Saudi Arabia seeks to further strengthen ties with global golf

Bernie McGuire

Majed Al Sorour, CEO of Saudi Government run Saudi Golf Federation. Photo by @tourmiss

Speculation that the Saudi Government is behind a breakaway Premier Golf League (PGL) has now led to confirmation that the mega-rich Arab nation’s ambition is to seek a second European Tour event, a first PGA Tour event and also a maiden hosting of an Asian Tour event plus the staging of the World Cup of Golf.

The day after Graeme McDowell holed the winning putt to capture the second Saudi International, the Saudi Golf Federation played host to the Golf Saudi Summit.

The summit has attracted many of the ‘movers and shakers’ in world golf along with the Major-winning duo of Gary Player and Greg Norman who will no doubt figure in designing their first golf courses in Saudi Arabia. The Summit concludes Tuesday and is being staged in the King Abdullah Economic City.
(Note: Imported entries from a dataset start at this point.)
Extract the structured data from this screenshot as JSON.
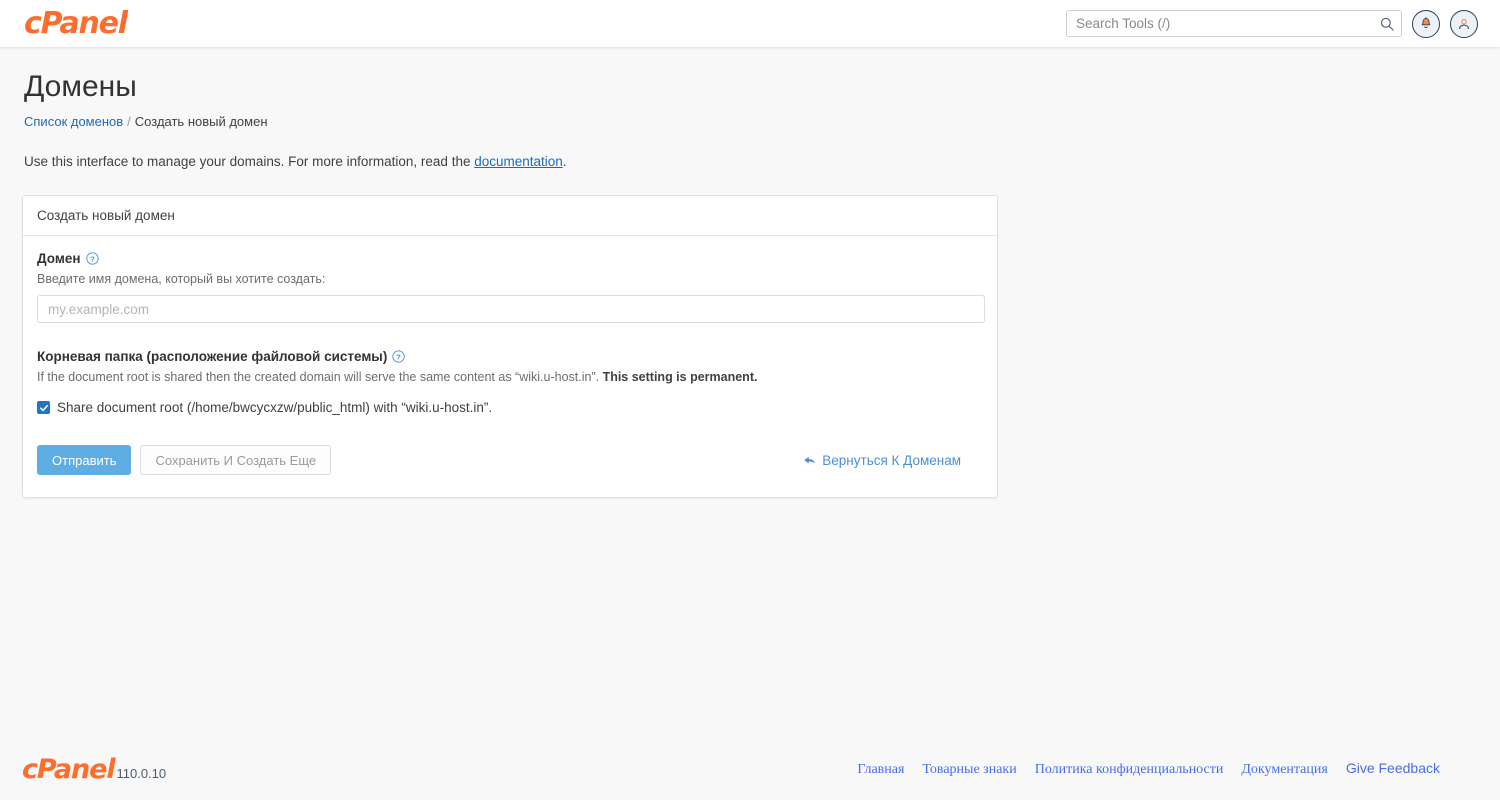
{
  "header": {
    "brand": "cPanel",
    "search": {
      "placeholder": "Search Tools (/)",
      "value": "",
      "icon": "search-icon"
    },
    "notifications_icon": "bell-icon",
    "account_icon": "user-icon"
  },
  "page": {
    "title": "Домены",
    "breadcrumb": {
      "parent": "Список доменов",
      "separator": "/",
      "current": "Создать новый домен"
    },
    "intro": {
      "before": "Use this interface to manage your domains. For more information, read the ",
      "link": "documentation",
      "after": "."
    }
  },
  "panel": {
    "heading": "Создать новый домен",
    "domain_field": {
      "label": "Домен",
      "help_icon": "help-circle-icon",
      "hint": "Введите имя домена, который вы хотите создать:",
      "placeholder": "my.example.com",
      "value": ""
    },
    "docroot_field": {
      "label": "Корневая папка (расположение файловой системы)",
      "help_icon": "help-circle-icon",
      "hint_before": "If the document root is shared then the created domain will serve the same content as “wiki.u-host.in”. ",
      "hint_bold": "This setting is permanent.",
      "checkbox_checked": true,
      "checkbox_label": "Share document root (/home/bwcycxzw/public_html) with “wiki.u-host.in”."
    },
    "actions": {
      "submit_label": "Отправить",
      "save_and_create_label": "Сохранить И Создать Еще",
      "back_label": "Вернуться К Доменам",
      "back_icon": "back-arrow-icon"
    }
  },
  "footer": {
    "brand": "cPanel",
    "version": "110.0.10",
    "links": [
      {
        "label": "Главная",
        "style": "serif"
      },
      {
        "label": "Товарные знаки",
        "style": "serif"
      },
      {
        "label": "Политика конфиденциальности",
        "style": "serif"
      },
      {
        "label": "Документация",
        "style": "serif"
      },
      {
        "label": "Give Feedback",
        "style": "sans"
      }
    ]
  },
  "colors": {
    "brand_orange": "#ff6c2c",
    "link_blue": "#1e6bb8",
    "primary_button": "#5faee3",
    "checkbox_blue": "#2274c4",
    "page_background": "#f8f8f8"
  }
}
Under government-backed initiatives, golf is set to skyrocket with the country planning to grant approval for the construction of 28 courses as part of their ‘Vision 2030′.

Majed Al Sorour, CEO of Saudi Government run Saudi Golf Federation, who answers directly to His Excellency Yasir O. Al-Rumayyan – Chairman of the Saudi Golf Federation, confirmed the country’s drive to become a prime golfing destination.

“We’re in communication with the Asian Tour, we’d like to have one, we’re in communication with the [European] Tour, to have a second round but I cannot really announce it yet but I think we will have another one very soon announced,” said Al Sorour.

“We have the Ladies European Tour and as you know they merged together with the LPGA so hopefully we get to the point where we have a LPGA.

“And, of course, we’d love to have a PGA Tour event. One and a half years ago I sat with Ty Votaw, Executive Vice-President, PGA Tour) and had a great conversation on having an idea of putting a PGA Tour event in Saudi Arabia.

“One of the things that we also want to discuss with him is a World Cup and how we’re going to do that in Saudi Arabia if that’s possible.”

However, Al Sorour would not be drawn into conversation around whether the country is financially backing the proposed PGL Tour.

“We should just listen to the people who are leading it, sit down with the PGA Tour if the time permits or doesn’t,” he said.

“We’re not here to do anything; we’re just here to listen. We love the game and our love for the game will do whatever it takes to make the game great.”

And when asked his reaction to both the PGA Tour and European Tour emailing every member of both tours regarding the proposed loss of Tour status should a player join the PGL, Al Sorour ended the interview.

“That’s news to me and besides, I cannot really comment on the PGA Tour. I’m not part of it so I don’t know,” he said.